At one point Russia controlled more than a quarter of Ukraine. Even now, after counter-offensives, Putin’s armies hold something short of a fifth of the nation. Frontlines in recent months have not moved much. Millions of Ukrainians live under a foreign power.

That means, in practical terms, that Ukrainian authorities are wrestling with an issue profoundly unfamiliar to people in the UK: what should they do with people who co-operate with occupiers?

Shortly after the big invasion, the Ukrainian parliament passed a law on collaboration. It carries heavy penalties for those who support the occupiers. Just recently, for example, a police officer from a liberated town near Kharkiv was sentenced to 12 years. The 54-year-old had put on a Russian uniform and - Ukrainian secret service said - helped fabricate cases against local resistance.

Now I am not going to pretend to know any more than the bare bones of that story. I guess, though, this is what most of us would image “collaboration” looks like.

Ukrainian journalists last month compiled a list of more than 1500 Ukrainian nationals who were working with occupying authorities.
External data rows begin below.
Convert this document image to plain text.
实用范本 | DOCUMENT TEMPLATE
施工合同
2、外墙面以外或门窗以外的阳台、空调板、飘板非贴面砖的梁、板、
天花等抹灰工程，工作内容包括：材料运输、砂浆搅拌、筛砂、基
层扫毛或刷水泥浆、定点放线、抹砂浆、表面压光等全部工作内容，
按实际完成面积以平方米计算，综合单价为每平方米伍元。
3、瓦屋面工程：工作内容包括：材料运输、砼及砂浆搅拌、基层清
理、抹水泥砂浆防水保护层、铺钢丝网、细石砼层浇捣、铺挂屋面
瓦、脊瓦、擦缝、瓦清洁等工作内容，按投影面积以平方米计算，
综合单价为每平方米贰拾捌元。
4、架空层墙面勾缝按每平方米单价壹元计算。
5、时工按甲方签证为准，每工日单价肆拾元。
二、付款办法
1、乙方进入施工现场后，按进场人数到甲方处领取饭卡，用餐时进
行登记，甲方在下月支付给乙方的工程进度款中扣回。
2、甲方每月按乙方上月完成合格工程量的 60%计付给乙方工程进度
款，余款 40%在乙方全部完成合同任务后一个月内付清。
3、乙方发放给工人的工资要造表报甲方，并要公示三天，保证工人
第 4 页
There were cops, judges and local officials. But also teachers and utility workers.

And this is where there is some discussion in Ukraine about who exactly is a quisling, for who should bear criminal responsibility. Should teachers? Right now they might well fall foul of the law. Running a school or even a classroom is not a neutral act. Occupied Ukraine has been officially annexed by Russia, even if this is not recognised internationally. For educators on the ground annexation means using textbooks contaminated with Kremlin propaganda.
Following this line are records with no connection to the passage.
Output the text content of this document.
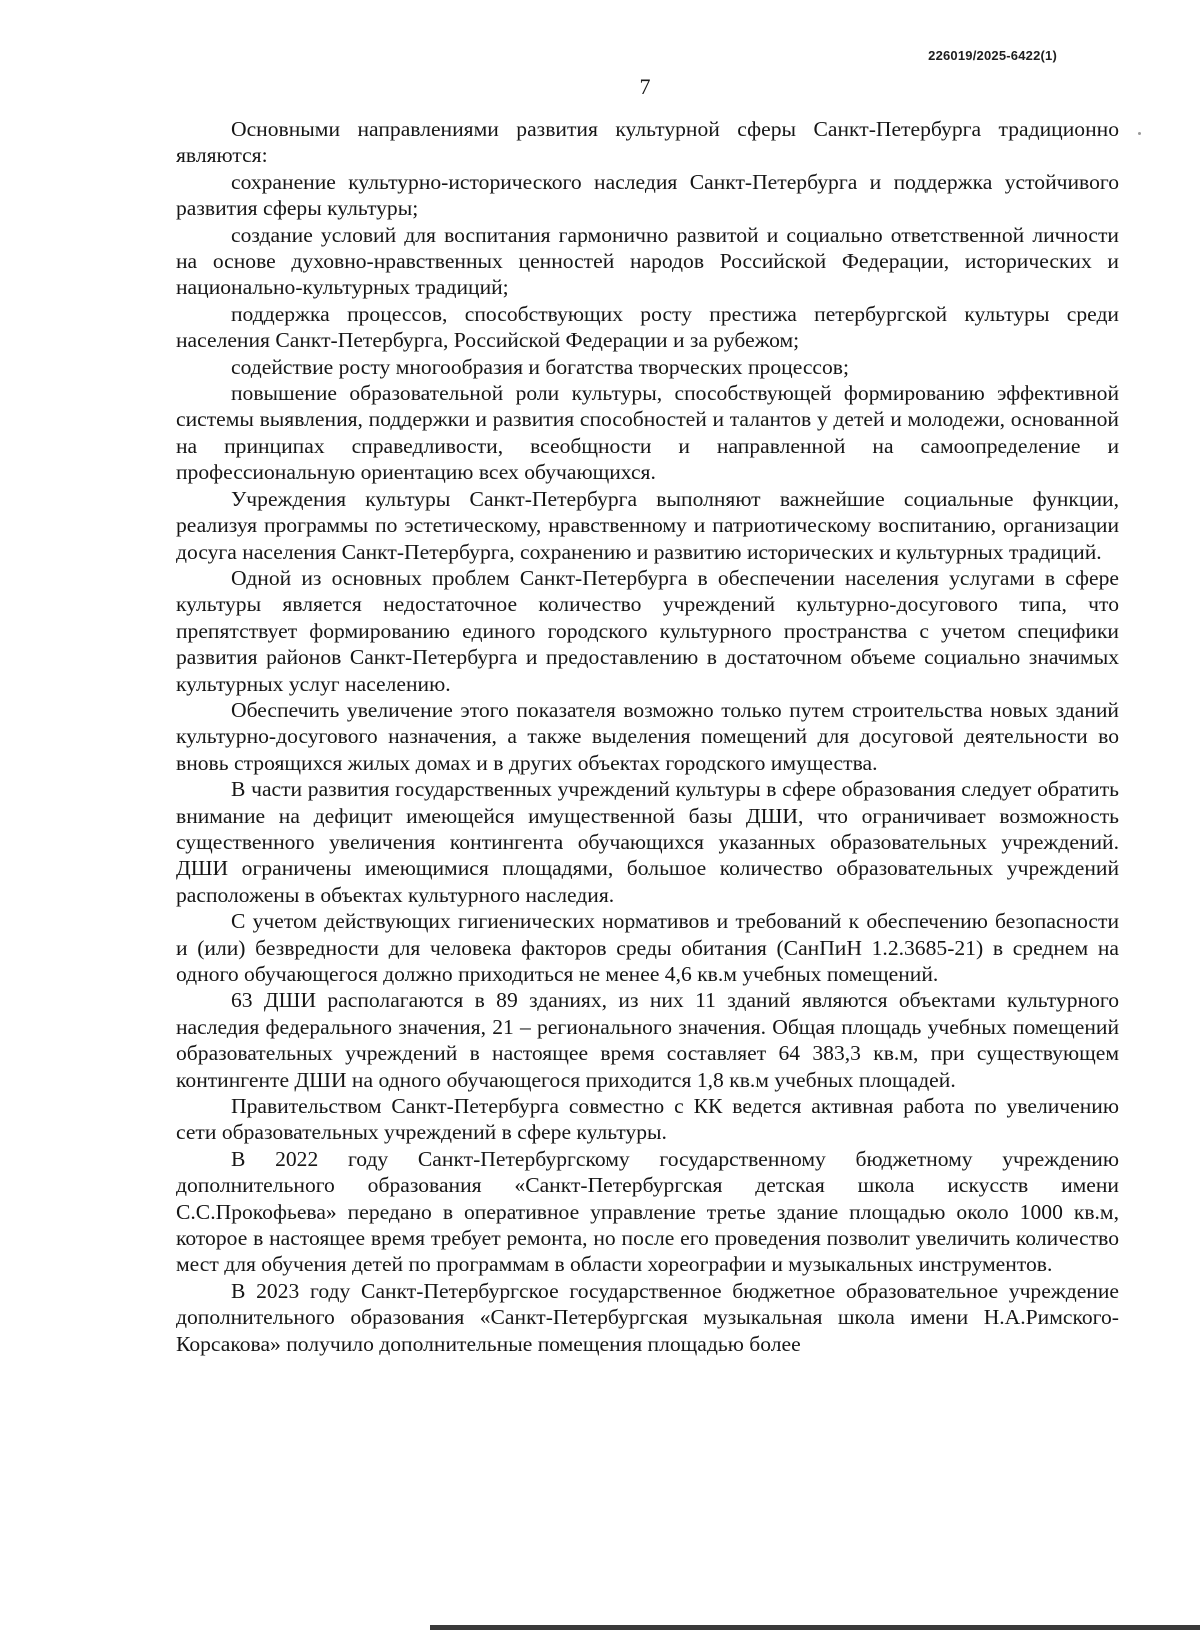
226019/2025-6422(1)
7

Основными направлениями развития культурной сферы Санкт-Петербурга традиционно являются:

сохранение культурно-исторического наследия Санкт-Петербурга и поддержка устойчивого развития сферы культуры;

создание условий для воспитания гармонично развитой и социально ответственной личности на основе духовно-нравственных ценностей народов Российской Федерации, исторических и национально-культурных традиций;

поддержка процессов, способствующих росту престижа петербургской культуры среди населения Санкт-Петербурга, Российской Федерации и за рубежом;

содействие росту многообразия и богатства творческих процессов;

повышение образовательной роли культуры, способствующей формированию эффективной системы выявления, поддержки и развития способностей и талантов у детей и молодежи, основанной на принципах справедливости, всеобщности и направленной на самоопределение и профессиональную ориентацию всех обучающихся.

Учреждения культуры Санкт-Петербурга выполняют важнейшие социальные функции, реализуя программы по эстетическому, нравственному и патриотическому воспитанию, организации досуга населения Санкт-Петербурга, сохранению и развитию исторических и культурных традиций.

Одной из основных проблем Санкт-Петербурга в обеспечении населения услугами в сфере культуры является недостаточное количество учреждений культурно-досугового типа, что препятствует формированию единого городского культурного пространства с учетом специфики развития районов Санкт-Петербурга и предоставлению в достаточном объеме социально значимых культурных услуг населению.

Обеспечить увеличение этого показателя возможно только путем строительства новых зданий культурно-досугового назначения, а также выделения помещений для досуговой деятельности во вновь строящихся жилых домах и в других объектах городского имущества.

В части развития государственных учреждений культуры в сфере образования следует обратить внимание на дефицит имеющейся имущественной базы ДШИ, что ограничивает возможность существенного увеличения контингента обучающихся указанных образовательных учреждений. ДШИ ограничены имеющимися площадями, большое количество образовательных учреждений расположены в объектах культурного наследия.

С учетом действующих гигиенических нормативов и требований к обеспечению безопасности и (или) безвредности для человека факторов среды обитания (СанПиН 1.2.3685-21) в среднем на одного обучающегося должно приходиться не менее 4,6 кв.м учебных помещений.

63 ДШИ располагаются в 89 зданиях, из них 11 зданий являются объектами культурного наследия федерального значения, 21 – регионального значения. Общая площадь учебных помещений образовательных учреждений в настоящее время составляет 64 383,3 кв.м, при существующем контингенте ДШИ на одного обучающегося приходится 1,8 кв.м учебных площадей.

Правительством Санкт-Петербурга совместно с КК ведется активная работа по увеличению сети образовательных учреждений в сфере культуры.

В 2022 году Санкт-Петербургскому государственному бюджетному учреждению дополнительного образования «Санкт-Петербургская детская школа искусств имени С.С.Прокофьева» передано в оперативное управление третье здание площадью около 1000 кв.м, которое в настоящее время требует ремонта, но после его проведения позволит увеличить количество мест для обучения детей по программам в области хореографии и музыкальных инструментов.

В 2023 году Санкт-Петербургское государственное бюджетное образовательное учреждение дополнительного образования «Санкт-Петербургская музыкальная школа имени Н.А.Римского-Корсакова» получило дополнительные помещения площадью более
Having said that, teachers might not want to leave their students without an education. They might also, bluntly, need money and rations to survive. We are not talking about easy choices here.

Are utility workers collaborators? Well, again, as things stand in Ukraine, they might be considered so. Fixing power, water or gas systems, after all, can help the occupying regime, including militarily. It can also keep vulnerable people alive.

I do not want to second-guess the decisions of lawmakers, police officers, prosecutors and judges in Ukraine. Every case will have its own facts. But sometimes leniency will have merit.

Some our vacuous Scottish chat about quislings, some of our preoccupations with the Second World War, quite closely echo far more visceral and real narratives in Ukraine, about the past as much as the present.

The Kremlin likes to defame those resisting its invasion as Nazis. It does so by tapping into old stories of Ukrainians who sided with the Germans against the Soviets during the Second World War. And some Ukrainians did collaborate with the Germans. So, of course, did Joseph Stalin. It was the dictator's pact with Adolf Hitler that enabled him to grab what is now Western Ukraine in the first place.

Language matters. There are words so toxic they should only be used judiciously, whether we are talking about the UK or Ukraine. I think quisling is one of them. Remember, the Nazi stooge who gave has that word was shot for treason.